Sermons

Summary: God uses ordinary people to do extraordinary things. He orchestras divine appointments to accomplish His will. We are called to trust and obey Him. Be amazed at what God can do with our willingness to obey.

The obedience of one man changes everything. And he is almost an insignificant man.

• In the middle of a very dramatic, miraculous story of change, a quite unknown man appears.

• It’s easy to miss him, and even if you’ve heard the story of Paul on the road to Damascus many times before, it’s quite possible we’ve never really taken in this other fellow. I am talking about Ananias.

Who cares about Ananias? Yet God uses him, and in a significant way.

• He is the bridge that helps connect Saul into his new life in Christ, into God’s church.

• His action was really momentous – he prayed and Saul received his sight, and was filled with the Holy Spirit, and baptised, and he started to eat.

• God saved Saul, but God needs people like Ananias to help connect him to the church.

Who is this man Ananias? We don’t know much, except what Paul says in Acts 22.

• Paul mentioned him while sharing his testimony. Acts 22:12 “A man named Ananias came to see me. He was a devout observer of the law and highly respected by all the Jews living there.”

• The Lord has this simple job for him – go to a particular place and pray for this man.

• We really do not know how Ananias felt about it. We will never know. Ananias is never heard from again. He evidently went back home and went on about his business, having played his small but significant part in this great drama of Paul’s conversion.

Yet without his willing assistance, this would not be possible.

• There is a show many years back called “Extraordinary People”. It is not about the rich and famous, the high and mighty, but very ordinary people, but doing extraordinary things to others.

• They leave behind no statues or monuments, but they did things that inspire us. No one makes a wax figure of them and puts it in the museum, but we see the fruits of the labour today.

It’s true also in the history of faith. Again and again, God uses us ordinary, little people, to accomplish great things.

• I can imagine Ananias saying: “Lord, I don’t mind a simple evangelism; I love to see new people joining our church, but not this. He is not ordinary; he is a murderer. Has he really changed? Could this be a trap? Why take such a risk?”

• But Ananias went. On the basis of nothing, except what God just said. He trusted God. Or rather, he was WILLING to trust God.

Can we learn to trust God, simply on the basis of what He says?

• Are we WILLING to? Sometimes, it is not a lack of evidences but a lack of willingness. People just do not want to trust God.

• The Israelites have seen many miracles in their exodus from Egypt, but that did not change them. They ended up wandering in the wilderness because of their unbelief.
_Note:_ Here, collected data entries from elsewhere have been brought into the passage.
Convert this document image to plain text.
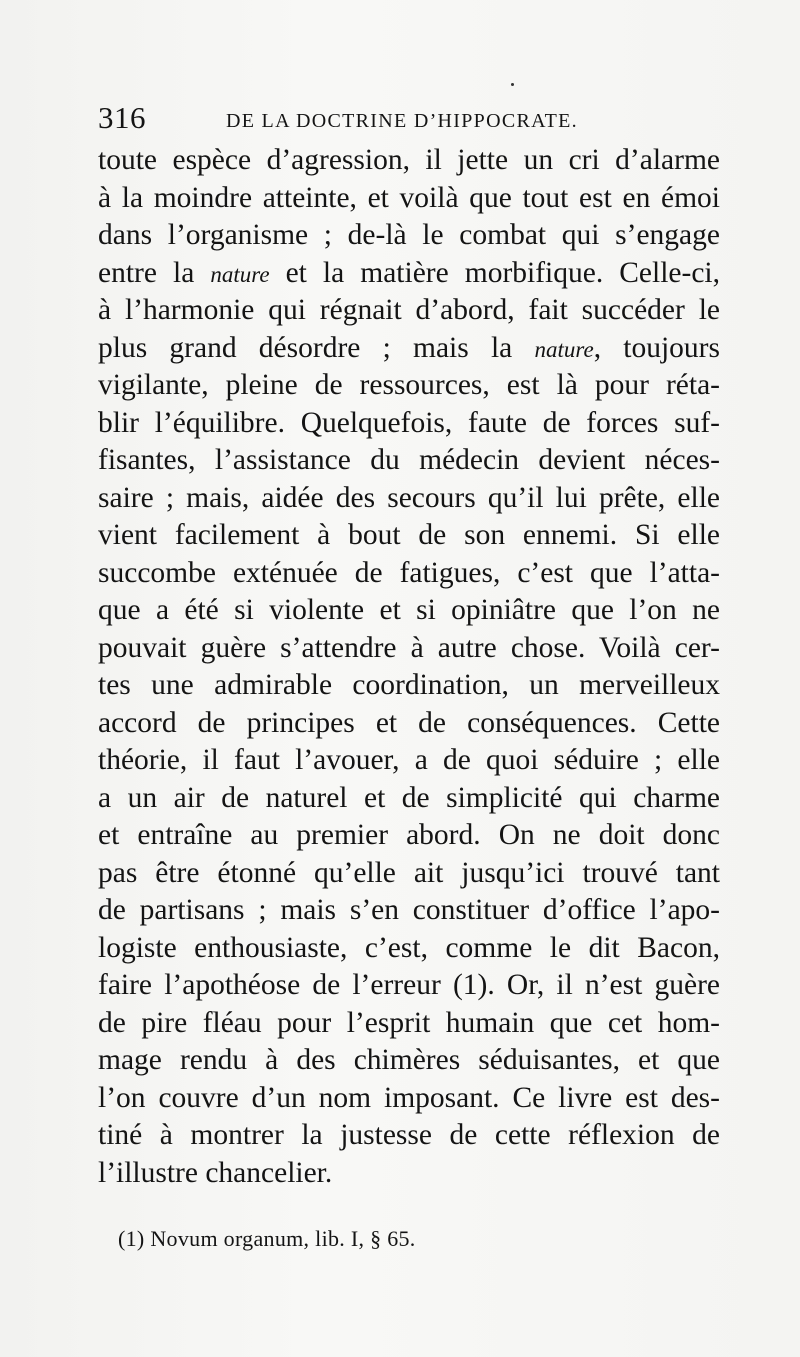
316	DE LA DOCTRINE D’HIPPOCRATE.
toute espèce d’agression, il jette un cri d’alarme
à la moindre atteinte, et voilà que tout est en émoi
dans l’organisme ; de-là le combat qui s’engage
entre la nature et la matière morbifique. Celle-ci,
à l’harmonie qui régnait d’abord, fait succéder le
plus grand désordre ; mais la nature, toujours
vigilante, pleine de ressources, est là pour réta-
blir l’équilibre. Quelquefois, faute de forces suf-
fisantes, l’assistance du médecin devient néces-
saire ; mais, aidée des secours qu’il lui prête, elle
vient facilement à bout de son ennemi. Si elle
succombe exténuée de fatigues, c’est que l’atta-
que a été si violente et si opiniâtre que l’on ne
pouvait guère s’attendre à autre chose. Voilà cer-
tes une admirable coordination, un merveilleux
accord de principes et de conséquences. Cette
théorie, il faut l’avouer, a de quoi séduire ; elle
a un air de naturel et de simplicité qui charme
et entraîne au premier abord. On ne doit donc
pas être étonné qu’elle ait jusqu’ici trouvé tant
de partisans ; mais s’en constituer d’office l’apo-
logiste enthousiaste, c’est, comme le dit Bacon,
faire l’apothéose de l’erreur (1). Or, il n’est guère
de pire fléau pour l’esprit humain que cet hom-
mage rendu à des chimères séduisantes, et que
l’on couvre d’un nom imposant. Ce livre est des-
tiné à montrer la justesse de cette réflexion de
l’illustre chancelier.
(1) Novum organum, lib. I, § 65.
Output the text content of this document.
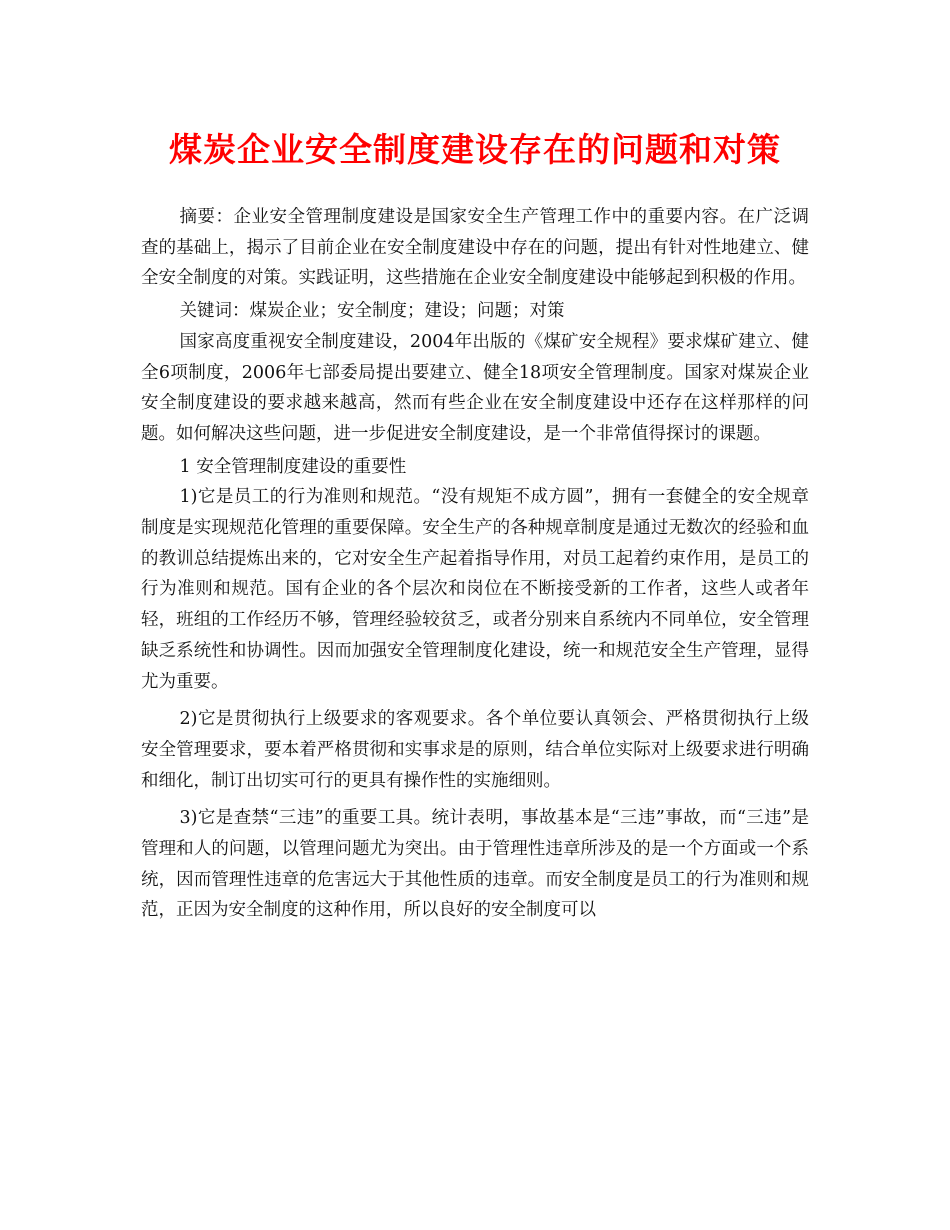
煤炭企业安全制度建设存在的问题和对策

摘要：企业安全管理制度建设是国家安全生产管理工作中的重要内容。在广泛调查的基础上，揭示了目前企业在安全制度建设中存在的问题，提出有针对性地建立、健全安全制度的对策。实践证明，这些措施在企业安全制度建设中能够起到积极的作用。

关键词：煤炭企业；安全制度；建设；问题；对策

国家高度重视安全制度建设，2004年出版的《煤矿安全规程》要求煤矿建立、健全6项制度，2006年七部委局提出要建立、健全18项安全管理制度。国家对煤炭企业安全制度建设的要求越来越高，然而有些企业在安全制度建设中还存在这样那样的问题。如何解决这些问题，进一步促进安全制度建设，是一个非常值得探讨的课题。

1 安全管理制度建设的重要性

1)它是员工的行为准则和规范。“没有规矩不成方圆”，拥有一套健全的安全规章制度是实现规范化管理的重要保障。安全生产的各种规章制度是通过无数次的经验和血的教训总结提炼出来的，它对安全生产起着指导作用，对员工起着约束作用，是员工的行为准则和规范。国有企业的各个层次和岗位在不断接受新的工作者，这些人或者年轻，班组的工作经历不够，管理经验较贫乏，或者分别来自系统内不同单位，安全管理缺乏系统性和协调性。因而加强安全管理制度化建设，统一和规范安全生产管理，显得尤为重要。

2)它是贯彻执行上级要求的客观要求。各个单位要认真领会、严格贯彻执行上级安全管理要求，要本着严格贯彻和实事求是的原则，结合单位实际对上级要求进行明确和细化，制订出切实可行的更具有操作性的实施细则。

3)它是查禁“三违”的重要工具。统计表明，事故基本是“三违”事故，而“三违”是管理和人的问题，以管理问题尤为突出。由于管理性违章所涉及的是一个方面或一个系统，因而管理性违章的危害远大于其他性质的违章。而安全制度是员工的行为准则和规范，正因为安全制度的这种作用，所以良好的安全制度可以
Ananias chose to obey God. There is some risk involved, but he has faith in what God said.

• It is one thing to hear God’s voice; it is another thing to obey Him.

• Notice this, all Ananias needs to do was to go to a particular place and pray.

• Frankly, it requires no skills or talents. God requires none of Ananias ability but his willingness to go. “Go!” the Lord says in verse 15.

• That willingness is all that is required! The hymn says it right, “Trust and Obey” for there’s no other way to be happy in Jesus, but to trust and obey.

God set this appointment up.

• It is a “divine appointment”, not one that you can arrange. Only God can.

• Just like Philip and the Ethiopian eunuch we saw in Acts 8.

God does that today. That’s why we can expect “divine appointments” in life.

• The Lord sets them up. The neighbour that we bump into today, or the person that sits next to us, may not be coincidences.

• God leads us to see needs around us. They are interruptions to our normal routines, but they are divinely arranged.

• We are caused to see people’s needs, their loneliness, and their hurts because Jesus wants us to connect with them.

Ananias was listening to God’s voice, most likely because he was in prayer.

• How can you be listening if you are not tuning to Him? If we are busy doing 101 other things?

• And he recognized His voice, unlike Saul. When the Lord calls Saul, he asked, “Who are you, Lord?” (v.5) But when He calls Ananias, his reply was “Yes, Lord.” (v.10)

He must have spent much time with the Lord, to be able to recognise His voice. Paul says he is a devout man.